The President of the Alliance, Kathleen Sgamma, said that after President Biden’s unlawful leasing ban was issued and that too in the first week in office happened to be overturned in court, the first sales got finally held in June 2022. And of course, anti-oil and gas groups, who want absolutely no development anywhere, went ahead and immediately sued.
The legal team argued that the Biden administration’s own interagency working group, which happened to be comprising of every relevant department in the Executive Branch, including the Environmental Protection Agency, was unable to define what level of emissions is significant when it comes to NEPA analyses.
It is indeed illogical to anticipate the BLM, which happens to be the expert agency on land management but not the government’s climate change scientific research agency, going ahead and doing so on its own. The judge went on to rely quite heavily upon the Western Energy Alliance’s expertise in the ruling, thereby citing the legal brief’s arguments when it comes to the social cost of carbon analysis and the dearth of BLM’s authority so as to set a carbon budget.
It is worth noting that oil and natural gas developed on federal lands are some of the most sustainably produced in the world, but they are subject to many more environmental protections than non-federal lands, specifically in comparison to other major producing countries.

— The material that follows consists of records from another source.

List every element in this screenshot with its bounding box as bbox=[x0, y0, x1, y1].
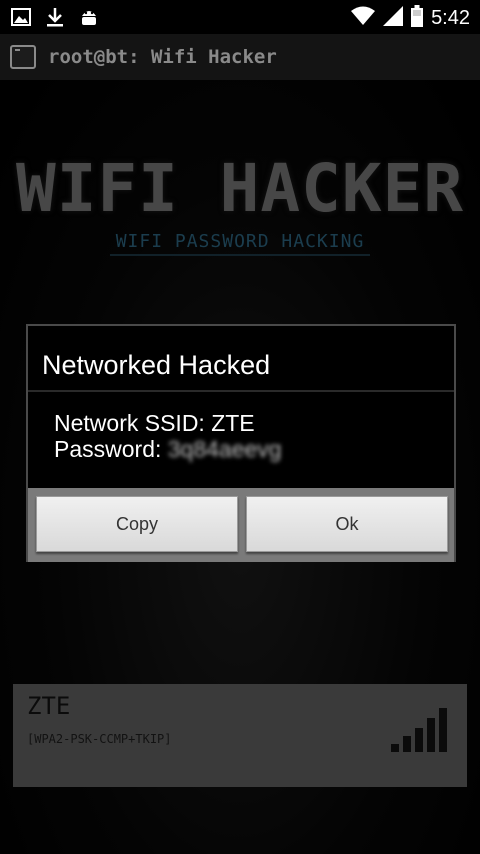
password-value: 3q84aeevg bbox=[167, 436, 282, 462]
dialog-button-bar: Copy Ok bbox=[28, 488, 454, 562]
battery-icon bbox=[411, 5, 424, 31]
app-title: root@bt: Wifi Hacker bbox=[48, 46, 277, 68]
dialog-message: Network SSID: ZTE Password: 3q84aeevg bbox=[54, 410, 282, 462]
clock: 5:42 bbox=[431, 6, 470, 29]
signal-icon bbox=[383, 6, 404, 30]
status-bar: 5:42 bbox=[0, 0, 480, 34]
ok-button[interactable]: Ok bbox=[246, 496, 448, 552]
android-icon bbox=[78, 6, 100, 32]
app-title-bar: root@bt: Wifi Hacker bbox=[0, 34, 480, 80]
copy-button[interactable]: Copy bbox=[36, 496, 238, 552]
image-icon bbox=[10, 6, 32, 32]
dialog-divider bbox=[28, 390, 454, 392]
download-icon bbox=[44, 6, 66, 32]
wifi-icon bbox=[351, 6, 376, 30]
network-ssid-line: Network SSID: ZTE bbox=[54, 410, 255, 436]
dialog-title: Networked Hacked bbox=[42, 350, 271, 380]
hacked-dialog: Networked Hacked Network SSID: ZTE Passw… bbox=[26, 324, 456, 562]
password-line: Password: 3q84aeevg bbox=[54, 436, 282, 462]
password-label: Password: bbox=[54, 436, 162, 462]
terminal-icon bbox=[10, 45, 36, 69]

If they don’t produce it on federal lands, they have to produce it elsewhere or import it from overseas, where the GHG intensity is pretty high. With the continued dearth of an alternative that does everything that oil and natural gas do, environmental groups such as the plaintiffs they went on to defeat in court continue to advance energy policies that are unrealistic, worse for the environment, and, as a matter of fact, would result in higher levels of GHG emissions.